Stessi dubbi, stessi pensieri li ha la figlia di un altro ospite  della casa di riposo di Riva. Lui è deceduto il 28 marzo, 20 giorni dopo l’ingresso dell’anziana trasferita dopo un periodo di riabilitazione dal «Regina» su direttiva dell’uvm (unità di valutazione multidisciplinare dell’Azienda sanitaria»). «Quello che mi chiedo è perché, se la signora aveva già i sintomi, sia stata ricoverata senza sufficienti precauzioni nella struttura e nello stesso piano di mio padre che aveva una grave patologia polmonare», racconta Lara Malfer, figlia di Renzo Malfer, morto a 74 anni.

«Fino a una settimana prima ci stiamo sentiti, stava abbastanza bene. Poi lunedì della settimana durante la quale poi è morto mi ha detto che respirava male. Ho richiamato più volte in struttura lo stesso giorno. Mi hanno detto che mi avrebbe richiamato il medico ma non lo ha fatto. Allora alle 17 ho chiamato io per l’ennesima volta e l’infermiere mi ha spiegato che stava male ma che non si poteva portare in ospedale. Poi durante la settimana ho parlato una volta con una educatrice che mi ha tranquillizzata dicendomi che era stabile. Giovedì invece si è aggravato e il medico mi ha comunicato che pensavano di dargli della morfina.

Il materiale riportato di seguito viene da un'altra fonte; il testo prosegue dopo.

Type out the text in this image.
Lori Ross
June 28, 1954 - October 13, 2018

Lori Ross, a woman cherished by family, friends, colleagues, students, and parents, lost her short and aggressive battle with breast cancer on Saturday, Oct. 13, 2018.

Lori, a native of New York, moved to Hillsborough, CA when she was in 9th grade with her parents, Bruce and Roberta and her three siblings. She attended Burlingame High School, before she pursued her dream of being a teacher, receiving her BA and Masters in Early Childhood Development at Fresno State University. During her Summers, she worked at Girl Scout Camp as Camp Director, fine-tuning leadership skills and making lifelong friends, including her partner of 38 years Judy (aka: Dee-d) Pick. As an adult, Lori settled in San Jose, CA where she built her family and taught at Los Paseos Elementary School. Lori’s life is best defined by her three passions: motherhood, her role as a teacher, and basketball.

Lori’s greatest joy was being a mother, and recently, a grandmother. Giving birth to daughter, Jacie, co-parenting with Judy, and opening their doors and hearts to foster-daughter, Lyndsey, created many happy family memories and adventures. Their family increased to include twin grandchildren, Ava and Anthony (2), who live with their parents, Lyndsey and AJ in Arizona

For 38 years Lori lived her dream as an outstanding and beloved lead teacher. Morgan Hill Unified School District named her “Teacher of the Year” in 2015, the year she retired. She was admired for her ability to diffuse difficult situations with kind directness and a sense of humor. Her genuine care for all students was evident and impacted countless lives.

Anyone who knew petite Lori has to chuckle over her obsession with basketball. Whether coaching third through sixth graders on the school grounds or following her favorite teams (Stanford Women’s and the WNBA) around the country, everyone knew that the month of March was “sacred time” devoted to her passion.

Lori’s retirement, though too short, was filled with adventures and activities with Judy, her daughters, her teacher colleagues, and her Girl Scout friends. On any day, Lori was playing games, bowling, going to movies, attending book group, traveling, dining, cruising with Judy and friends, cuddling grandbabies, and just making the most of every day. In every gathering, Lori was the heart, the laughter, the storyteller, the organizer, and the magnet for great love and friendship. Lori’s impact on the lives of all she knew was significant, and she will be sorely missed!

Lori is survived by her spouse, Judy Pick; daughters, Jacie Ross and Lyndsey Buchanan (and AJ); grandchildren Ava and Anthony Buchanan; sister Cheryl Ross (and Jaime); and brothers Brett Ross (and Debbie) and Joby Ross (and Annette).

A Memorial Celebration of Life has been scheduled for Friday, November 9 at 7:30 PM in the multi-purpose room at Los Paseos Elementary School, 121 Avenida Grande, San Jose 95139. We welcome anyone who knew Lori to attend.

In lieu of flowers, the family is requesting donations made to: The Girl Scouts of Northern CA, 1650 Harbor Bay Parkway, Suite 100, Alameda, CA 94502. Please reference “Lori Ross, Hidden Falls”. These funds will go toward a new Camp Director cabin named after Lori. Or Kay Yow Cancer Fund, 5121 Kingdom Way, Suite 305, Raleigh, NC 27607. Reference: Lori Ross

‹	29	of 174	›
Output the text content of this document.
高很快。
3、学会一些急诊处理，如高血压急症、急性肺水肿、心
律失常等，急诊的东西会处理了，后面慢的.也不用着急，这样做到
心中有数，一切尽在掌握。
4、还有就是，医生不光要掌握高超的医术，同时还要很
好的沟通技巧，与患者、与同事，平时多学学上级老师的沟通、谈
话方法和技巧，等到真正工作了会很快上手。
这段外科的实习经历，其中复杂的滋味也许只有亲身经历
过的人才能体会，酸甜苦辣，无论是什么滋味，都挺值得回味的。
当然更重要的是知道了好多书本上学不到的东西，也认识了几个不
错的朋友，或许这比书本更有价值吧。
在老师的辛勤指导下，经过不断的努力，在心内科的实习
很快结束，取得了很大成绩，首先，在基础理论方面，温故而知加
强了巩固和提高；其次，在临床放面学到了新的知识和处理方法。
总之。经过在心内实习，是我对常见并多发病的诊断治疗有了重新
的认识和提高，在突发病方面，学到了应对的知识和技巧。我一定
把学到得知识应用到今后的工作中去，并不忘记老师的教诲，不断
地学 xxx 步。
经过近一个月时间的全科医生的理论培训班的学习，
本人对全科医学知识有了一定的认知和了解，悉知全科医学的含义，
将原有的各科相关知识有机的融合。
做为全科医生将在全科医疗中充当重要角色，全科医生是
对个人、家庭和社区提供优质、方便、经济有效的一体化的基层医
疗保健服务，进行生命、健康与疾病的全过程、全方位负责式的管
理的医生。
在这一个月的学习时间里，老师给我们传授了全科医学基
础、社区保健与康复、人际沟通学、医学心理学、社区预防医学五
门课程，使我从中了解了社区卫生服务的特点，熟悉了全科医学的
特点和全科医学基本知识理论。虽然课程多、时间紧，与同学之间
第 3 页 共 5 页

Io a quel punto gli ho detto che era meglio se lo portavano in ospedale. Mi hanno risposto che se proprio volevo vedevano se era possibile. Quando è stato trasferito, però, era già in coma. Io non credo che se fosse stato portato in ospedale prima sarebbe sopravvissuto, ma credo si sarebbe sentito più sicuro».

Affida le parole a Facebook, infine, un’altra figlia. «Dove c’era mio papà hanno chiuso il 20 febbraio. Al 5 aprile credevo fosse fuori pericolo invece alla telefonata consueta del mattino mi hanno detto che avevano dovuto mettergli l’ossigeno. Alla sera era stabile. Ho chiesto perchè non lo portavano in ospedale e mi hanno risposto che avevano avuto direttive di non portare gli ospiti delle Rsa. Quattro giorni dopo se ne è andato. Con tanta tristezza, solo e senza veder nessuno in 50 giorni. Non doveva andare così, stava bene di salute».